Czy można powiedzieć, że Piast Gliwice w tym sezonie jest takim polskim odpowiednikiem Ajaxu Amsterdam w Lidze Mistrzów?
- Trudno powiedzieć. Ajax na pewno jest niespodzianką Ligi Mistrzów, my w pewnym sensie także zaskoczyliśmy w polskiej ekstraklasie. Z drugiej strony patrząc na umiejętności naszej grupy piłkarzy, to myślę, że dla nas to nie jest niespodzianka. My wiedzieliśmy na początku, podczas treningów, że możemy zajść daleko. Ważne też było koncentrowanie się na każdym kolejnym meczu.

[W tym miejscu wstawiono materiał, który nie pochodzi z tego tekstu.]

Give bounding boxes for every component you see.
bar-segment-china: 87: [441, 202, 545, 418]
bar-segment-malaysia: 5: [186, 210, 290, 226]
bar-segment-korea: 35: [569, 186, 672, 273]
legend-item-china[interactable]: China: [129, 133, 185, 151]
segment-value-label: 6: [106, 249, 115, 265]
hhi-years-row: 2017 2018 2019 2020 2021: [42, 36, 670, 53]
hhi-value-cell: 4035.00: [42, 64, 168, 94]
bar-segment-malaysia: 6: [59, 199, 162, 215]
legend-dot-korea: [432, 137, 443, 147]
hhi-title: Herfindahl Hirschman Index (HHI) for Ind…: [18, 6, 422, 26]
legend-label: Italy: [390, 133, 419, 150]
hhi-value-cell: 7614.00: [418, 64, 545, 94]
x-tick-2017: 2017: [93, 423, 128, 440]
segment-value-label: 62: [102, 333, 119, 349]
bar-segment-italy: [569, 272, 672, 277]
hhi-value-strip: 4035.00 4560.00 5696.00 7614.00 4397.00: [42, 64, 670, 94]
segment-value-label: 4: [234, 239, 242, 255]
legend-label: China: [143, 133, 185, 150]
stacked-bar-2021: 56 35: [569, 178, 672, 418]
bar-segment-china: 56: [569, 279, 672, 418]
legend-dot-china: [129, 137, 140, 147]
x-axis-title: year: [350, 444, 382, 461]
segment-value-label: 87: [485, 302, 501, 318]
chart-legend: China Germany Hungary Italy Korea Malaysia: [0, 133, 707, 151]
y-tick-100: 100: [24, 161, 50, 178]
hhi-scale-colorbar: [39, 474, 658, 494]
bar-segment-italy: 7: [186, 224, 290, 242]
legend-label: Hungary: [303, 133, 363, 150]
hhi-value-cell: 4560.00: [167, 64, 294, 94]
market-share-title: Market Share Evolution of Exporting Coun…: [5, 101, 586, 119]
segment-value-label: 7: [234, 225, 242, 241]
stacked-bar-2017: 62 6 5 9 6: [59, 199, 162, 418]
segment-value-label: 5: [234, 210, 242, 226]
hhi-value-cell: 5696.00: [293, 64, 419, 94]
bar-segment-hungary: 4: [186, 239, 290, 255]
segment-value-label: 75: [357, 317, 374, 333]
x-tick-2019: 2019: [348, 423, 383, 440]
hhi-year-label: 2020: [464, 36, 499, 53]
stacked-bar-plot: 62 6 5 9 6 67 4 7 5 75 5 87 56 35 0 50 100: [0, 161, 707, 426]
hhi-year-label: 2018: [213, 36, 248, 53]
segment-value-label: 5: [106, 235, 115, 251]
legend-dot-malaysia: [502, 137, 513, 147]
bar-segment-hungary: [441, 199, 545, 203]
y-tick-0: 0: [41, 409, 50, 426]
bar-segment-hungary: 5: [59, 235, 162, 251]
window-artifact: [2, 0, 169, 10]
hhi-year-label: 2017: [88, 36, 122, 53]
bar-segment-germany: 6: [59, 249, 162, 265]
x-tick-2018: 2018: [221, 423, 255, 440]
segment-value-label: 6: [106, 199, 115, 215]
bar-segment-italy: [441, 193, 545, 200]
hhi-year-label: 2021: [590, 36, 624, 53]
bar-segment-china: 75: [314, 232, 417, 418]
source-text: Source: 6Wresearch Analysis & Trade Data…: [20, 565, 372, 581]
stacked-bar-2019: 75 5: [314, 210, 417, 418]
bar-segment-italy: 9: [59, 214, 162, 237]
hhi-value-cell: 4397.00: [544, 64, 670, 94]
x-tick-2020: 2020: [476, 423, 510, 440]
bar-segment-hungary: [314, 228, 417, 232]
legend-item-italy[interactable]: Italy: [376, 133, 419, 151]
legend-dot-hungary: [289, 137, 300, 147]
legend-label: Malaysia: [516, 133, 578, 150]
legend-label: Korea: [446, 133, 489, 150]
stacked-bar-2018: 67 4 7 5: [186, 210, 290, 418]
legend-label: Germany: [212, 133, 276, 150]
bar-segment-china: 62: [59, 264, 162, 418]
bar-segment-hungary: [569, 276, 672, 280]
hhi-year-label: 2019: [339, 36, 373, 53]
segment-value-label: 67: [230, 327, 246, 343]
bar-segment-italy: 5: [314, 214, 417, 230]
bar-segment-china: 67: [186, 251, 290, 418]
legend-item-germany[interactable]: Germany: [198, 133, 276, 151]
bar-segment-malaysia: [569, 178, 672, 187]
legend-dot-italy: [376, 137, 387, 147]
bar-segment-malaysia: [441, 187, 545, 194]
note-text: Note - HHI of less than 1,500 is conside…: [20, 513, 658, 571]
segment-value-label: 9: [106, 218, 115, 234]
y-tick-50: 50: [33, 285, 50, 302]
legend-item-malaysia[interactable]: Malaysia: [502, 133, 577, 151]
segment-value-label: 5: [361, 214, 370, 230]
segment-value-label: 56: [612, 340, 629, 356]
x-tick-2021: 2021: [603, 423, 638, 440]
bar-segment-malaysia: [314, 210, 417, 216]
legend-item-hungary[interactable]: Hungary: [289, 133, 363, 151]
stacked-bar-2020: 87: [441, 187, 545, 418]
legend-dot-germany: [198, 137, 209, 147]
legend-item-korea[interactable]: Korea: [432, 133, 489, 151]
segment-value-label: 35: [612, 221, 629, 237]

Tak jak młodzi piłkarze pokazują klasę w tej edycji, tak i zawodnicy Piasta w lidze udowadniają jakość i umiejętności...
- Druga strona medalu polega na tym, że wszyscy z Ajaxu zostaną wykupieni i taki wynik moim zdaniem przez następne dziesięć - piętnaście lat się nie powtórzy. U nas, nawet jeśli dojdzie do transferów, część grupy która zostanie będzie mogła utrzymywać się w czołówce polskiej ekstraklasy.
Czy ten najbliższy mecz z Legią Warszawa będzie decydujący o miejscu, które zajmiecie?
- Myślę, że nie... Oczywiście ten mecz dużo udowodni, ale po nim będziemy mieli jeszcze trzy spotkania, tyle samo Legia i trzy Lechia, tak że jeszcze długa droga przed nami. Zdajemy sobie sprawę, że to spotkanie jest bardzo ważne.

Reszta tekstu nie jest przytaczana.